Кто жил в них, когда? Или живет. Кто? Нерожденные дети? Дети и обветшалые боги, бомжи. Жгут костерки незримые. Чертят песок. А к рассвету прячутся, как в ракушки, в эти руины, ползут по песку. Если долго смотреть – ползут.

Да, это он, вышел из моря, теперь он ближе. Красная ткань на нем, ярко-красная, через плечо. Лодка. На самом гребне дюны. Как в небе.

Белое оно под ней, иди по облаку вверх и садись, плыви. Синим выкрашена, как небо. Будто высол на небе, облущенный, в виде лодки.

Странно, кажется, у него нет руки. Правой. Или он несет ее на груди?

В воду вошел. Дышит, вздымаясь гладью. Парус вдали, ярко-синий, как лоскут моря, сквозь солнце. Акул нет, хотя кто знает. Плыву, вниз смотрю: глубь, тростники света. Ни рыб, ни медуз. Рано. Еще не созданы. На спину перевернулся. Ни облачка. Юная синь, звонкая, легкая, необрюхаченная. Идет, цепочки на щиколотках, серебрит даль.

Вышел. Парус скользит мимо. Лодка времен Ригведы. Три бревна, грубо отесанных, связанных бечевой, на них кол с прямым парусом. Ни бортов, ни киля. А идет под углом к ветру, встречному, фордевиндом.

Хорошо идет, с пеной. Лежак с парусом. Оттуда, с конца света, куда иду. Пятеро в лодке, тюрбаны на головах, машут, зовут. Нет, отмахиваюсь, рано еще, вы оттуда, а я туда.
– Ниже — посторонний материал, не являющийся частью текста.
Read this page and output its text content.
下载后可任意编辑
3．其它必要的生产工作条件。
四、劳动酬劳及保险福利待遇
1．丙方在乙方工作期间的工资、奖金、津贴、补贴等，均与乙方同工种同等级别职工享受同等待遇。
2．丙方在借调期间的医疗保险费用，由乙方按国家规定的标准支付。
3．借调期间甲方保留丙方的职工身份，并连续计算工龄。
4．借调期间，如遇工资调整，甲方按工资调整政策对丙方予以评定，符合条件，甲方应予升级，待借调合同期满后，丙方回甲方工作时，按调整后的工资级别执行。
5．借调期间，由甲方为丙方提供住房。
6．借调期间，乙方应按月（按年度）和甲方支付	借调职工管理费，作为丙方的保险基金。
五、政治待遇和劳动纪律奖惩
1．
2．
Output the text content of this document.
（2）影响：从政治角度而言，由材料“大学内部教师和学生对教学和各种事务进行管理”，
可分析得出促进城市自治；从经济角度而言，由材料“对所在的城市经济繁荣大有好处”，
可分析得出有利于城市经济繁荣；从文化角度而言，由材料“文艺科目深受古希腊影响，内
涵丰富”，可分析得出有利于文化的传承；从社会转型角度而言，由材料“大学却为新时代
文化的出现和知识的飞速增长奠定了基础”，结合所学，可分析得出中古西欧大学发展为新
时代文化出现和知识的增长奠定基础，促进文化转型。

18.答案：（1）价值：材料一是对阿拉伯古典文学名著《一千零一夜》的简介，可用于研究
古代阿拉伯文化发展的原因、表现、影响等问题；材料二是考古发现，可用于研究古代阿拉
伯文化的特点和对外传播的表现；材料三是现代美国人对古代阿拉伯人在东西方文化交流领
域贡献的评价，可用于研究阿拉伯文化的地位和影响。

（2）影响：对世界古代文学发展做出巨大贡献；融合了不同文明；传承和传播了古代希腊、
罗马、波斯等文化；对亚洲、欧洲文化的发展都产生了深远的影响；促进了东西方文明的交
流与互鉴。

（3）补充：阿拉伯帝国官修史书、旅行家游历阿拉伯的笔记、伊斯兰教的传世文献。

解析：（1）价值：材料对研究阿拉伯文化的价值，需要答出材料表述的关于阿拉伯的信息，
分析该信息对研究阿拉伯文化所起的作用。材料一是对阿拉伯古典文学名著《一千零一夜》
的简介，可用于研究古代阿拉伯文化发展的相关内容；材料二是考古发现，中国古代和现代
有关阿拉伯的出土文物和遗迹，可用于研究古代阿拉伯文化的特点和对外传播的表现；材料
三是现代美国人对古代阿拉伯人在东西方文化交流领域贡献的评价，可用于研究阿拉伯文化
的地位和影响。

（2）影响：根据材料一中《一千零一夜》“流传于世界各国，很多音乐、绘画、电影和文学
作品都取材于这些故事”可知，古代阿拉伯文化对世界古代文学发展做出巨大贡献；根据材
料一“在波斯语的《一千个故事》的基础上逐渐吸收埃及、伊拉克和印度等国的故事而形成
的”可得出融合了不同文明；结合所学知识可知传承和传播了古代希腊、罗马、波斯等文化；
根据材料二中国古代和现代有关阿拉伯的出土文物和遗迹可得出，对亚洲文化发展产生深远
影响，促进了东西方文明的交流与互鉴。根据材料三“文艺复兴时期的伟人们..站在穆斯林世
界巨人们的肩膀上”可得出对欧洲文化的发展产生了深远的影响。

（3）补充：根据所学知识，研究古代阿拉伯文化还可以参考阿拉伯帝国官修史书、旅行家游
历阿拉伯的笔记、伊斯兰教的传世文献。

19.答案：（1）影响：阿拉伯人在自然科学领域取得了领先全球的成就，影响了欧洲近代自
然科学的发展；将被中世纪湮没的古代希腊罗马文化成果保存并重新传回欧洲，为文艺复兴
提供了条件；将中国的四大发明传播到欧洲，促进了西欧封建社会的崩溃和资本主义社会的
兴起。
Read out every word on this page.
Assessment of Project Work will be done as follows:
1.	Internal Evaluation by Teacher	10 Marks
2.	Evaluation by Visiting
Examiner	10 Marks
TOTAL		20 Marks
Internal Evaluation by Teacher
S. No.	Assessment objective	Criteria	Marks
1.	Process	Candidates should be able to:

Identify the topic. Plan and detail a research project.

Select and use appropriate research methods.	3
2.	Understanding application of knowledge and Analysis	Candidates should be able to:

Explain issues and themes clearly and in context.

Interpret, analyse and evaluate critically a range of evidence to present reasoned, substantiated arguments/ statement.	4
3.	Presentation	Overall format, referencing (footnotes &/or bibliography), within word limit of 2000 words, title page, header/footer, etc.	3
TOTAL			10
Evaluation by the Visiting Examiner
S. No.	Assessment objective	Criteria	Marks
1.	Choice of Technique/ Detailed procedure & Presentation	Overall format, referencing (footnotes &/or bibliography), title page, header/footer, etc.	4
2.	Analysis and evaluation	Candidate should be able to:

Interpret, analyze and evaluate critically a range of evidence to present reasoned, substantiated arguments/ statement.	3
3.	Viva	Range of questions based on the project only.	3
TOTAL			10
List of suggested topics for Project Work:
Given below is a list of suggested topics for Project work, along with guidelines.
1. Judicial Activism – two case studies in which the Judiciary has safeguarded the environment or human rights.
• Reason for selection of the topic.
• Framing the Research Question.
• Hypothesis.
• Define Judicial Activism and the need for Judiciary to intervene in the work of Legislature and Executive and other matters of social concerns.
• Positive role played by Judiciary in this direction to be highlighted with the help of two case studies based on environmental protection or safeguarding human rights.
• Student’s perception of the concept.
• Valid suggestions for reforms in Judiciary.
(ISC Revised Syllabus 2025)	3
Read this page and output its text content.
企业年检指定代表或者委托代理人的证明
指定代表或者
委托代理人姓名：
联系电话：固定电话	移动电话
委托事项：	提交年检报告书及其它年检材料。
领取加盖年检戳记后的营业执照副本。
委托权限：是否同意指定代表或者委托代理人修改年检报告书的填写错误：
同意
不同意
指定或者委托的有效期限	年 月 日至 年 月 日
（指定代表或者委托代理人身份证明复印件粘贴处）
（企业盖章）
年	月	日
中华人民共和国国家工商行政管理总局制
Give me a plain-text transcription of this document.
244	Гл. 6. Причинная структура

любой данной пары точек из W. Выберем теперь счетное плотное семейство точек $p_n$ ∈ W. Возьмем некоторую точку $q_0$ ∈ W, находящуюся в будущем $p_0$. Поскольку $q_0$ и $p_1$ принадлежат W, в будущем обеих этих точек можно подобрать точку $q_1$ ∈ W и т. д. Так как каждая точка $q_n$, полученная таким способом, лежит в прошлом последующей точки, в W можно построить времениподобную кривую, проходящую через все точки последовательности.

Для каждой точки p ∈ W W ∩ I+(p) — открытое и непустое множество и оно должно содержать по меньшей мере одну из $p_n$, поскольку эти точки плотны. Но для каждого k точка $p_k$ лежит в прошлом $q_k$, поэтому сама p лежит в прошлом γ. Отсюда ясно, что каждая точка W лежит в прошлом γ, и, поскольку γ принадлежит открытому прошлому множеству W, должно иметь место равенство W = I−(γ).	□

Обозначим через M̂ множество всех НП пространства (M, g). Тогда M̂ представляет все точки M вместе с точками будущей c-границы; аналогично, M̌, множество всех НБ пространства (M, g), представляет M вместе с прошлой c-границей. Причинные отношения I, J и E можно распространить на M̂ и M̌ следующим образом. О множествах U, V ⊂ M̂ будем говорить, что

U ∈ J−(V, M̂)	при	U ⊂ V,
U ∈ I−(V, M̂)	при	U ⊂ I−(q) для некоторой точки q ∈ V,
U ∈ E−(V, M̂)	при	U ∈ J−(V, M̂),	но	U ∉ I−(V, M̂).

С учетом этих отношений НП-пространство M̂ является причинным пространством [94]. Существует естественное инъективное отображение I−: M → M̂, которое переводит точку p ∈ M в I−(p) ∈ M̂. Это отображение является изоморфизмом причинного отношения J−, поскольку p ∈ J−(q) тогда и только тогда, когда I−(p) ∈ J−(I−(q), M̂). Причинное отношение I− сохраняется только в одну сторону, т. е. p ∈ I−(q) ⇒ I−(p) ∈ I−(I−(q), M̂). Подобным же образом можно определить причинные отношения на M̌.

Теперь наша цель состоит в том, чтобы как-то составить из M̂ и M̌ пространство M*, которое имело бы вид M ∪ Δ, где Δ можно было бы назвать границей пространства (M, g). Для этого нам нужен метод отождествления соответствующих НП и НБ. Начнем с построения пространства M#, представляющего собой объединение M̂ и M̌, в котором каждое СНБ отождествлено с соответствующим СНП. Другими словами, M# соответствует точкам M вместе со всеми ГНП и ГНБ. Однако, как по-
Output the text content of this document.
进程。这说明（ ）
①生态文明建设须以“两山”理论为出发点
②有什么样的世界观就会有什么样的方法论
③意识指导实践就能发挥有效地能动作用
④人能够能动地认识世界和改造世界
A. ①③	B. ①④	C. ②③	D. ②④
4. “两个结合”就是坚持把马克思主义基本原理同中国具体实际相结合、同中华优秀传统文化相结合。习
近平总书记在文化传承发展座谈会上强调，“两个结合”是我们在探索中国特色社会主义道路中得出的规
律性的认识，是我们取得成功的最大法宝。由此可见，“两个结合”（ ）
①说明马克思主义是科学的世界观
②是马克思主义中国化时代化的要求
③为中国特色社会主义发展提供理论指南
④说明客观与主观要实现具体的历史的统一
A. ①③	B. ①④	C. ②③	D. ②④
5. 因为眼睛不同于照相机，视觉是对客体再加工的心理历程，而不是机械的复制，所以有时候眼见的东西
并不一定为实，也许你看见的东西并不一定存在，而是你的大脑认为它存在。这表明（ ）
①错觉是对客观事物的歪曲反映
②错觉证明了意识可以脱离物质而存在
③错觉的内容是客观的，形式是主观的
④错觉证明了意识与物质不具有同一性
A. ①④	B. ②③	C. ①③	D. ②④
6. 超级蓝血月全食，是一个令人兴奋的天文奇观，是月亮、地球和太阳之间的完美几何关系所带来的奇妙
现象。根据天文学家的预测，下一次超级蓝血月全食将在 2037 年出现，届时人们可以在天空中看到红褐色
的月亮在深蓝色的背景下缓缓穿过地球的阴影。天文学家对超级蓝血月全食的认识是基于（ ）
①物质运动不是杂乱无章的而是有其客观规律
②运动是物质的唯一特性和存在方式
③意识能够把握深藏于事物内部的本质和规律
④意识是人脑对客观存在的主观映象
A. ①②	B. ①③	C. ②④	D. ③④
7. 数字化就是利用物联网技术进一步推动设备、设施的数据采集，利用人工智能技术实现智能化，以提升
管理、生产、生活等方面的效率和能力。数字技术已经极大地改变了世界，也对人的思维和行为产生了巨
Ты ближе. Поешь, ветерок доносит. Что? Не разобрать. А тот, впереди, сворачивает к руине. Она стоит наверху дюны, как та лодка, одна, ни следа вокруг, ни птицы. Иду за ним. Как блиндаж развороченный. Крыша проломлена, деревце из нее растет. Одну стену песком занесло, а в другой – проем, то есть вовсе нет. В глубине – алтарь, свечи, теплятся у ног… не разглядеть – чьих, какого бога. Да, хобот, уши,

Ганеша. Цветы, маленькие, сухие, у ног. А на запястье венок свежих.

Необъяснимо. Здесь, в этом безлюдье. Кто, когда эти свечи затеплил, догорающие? А цветы, кто их носит, в каком клюве? Вышел, обхожу ее, эту часовенку. Вот он… Сидит на песке, за камнем. Что-то бубнит.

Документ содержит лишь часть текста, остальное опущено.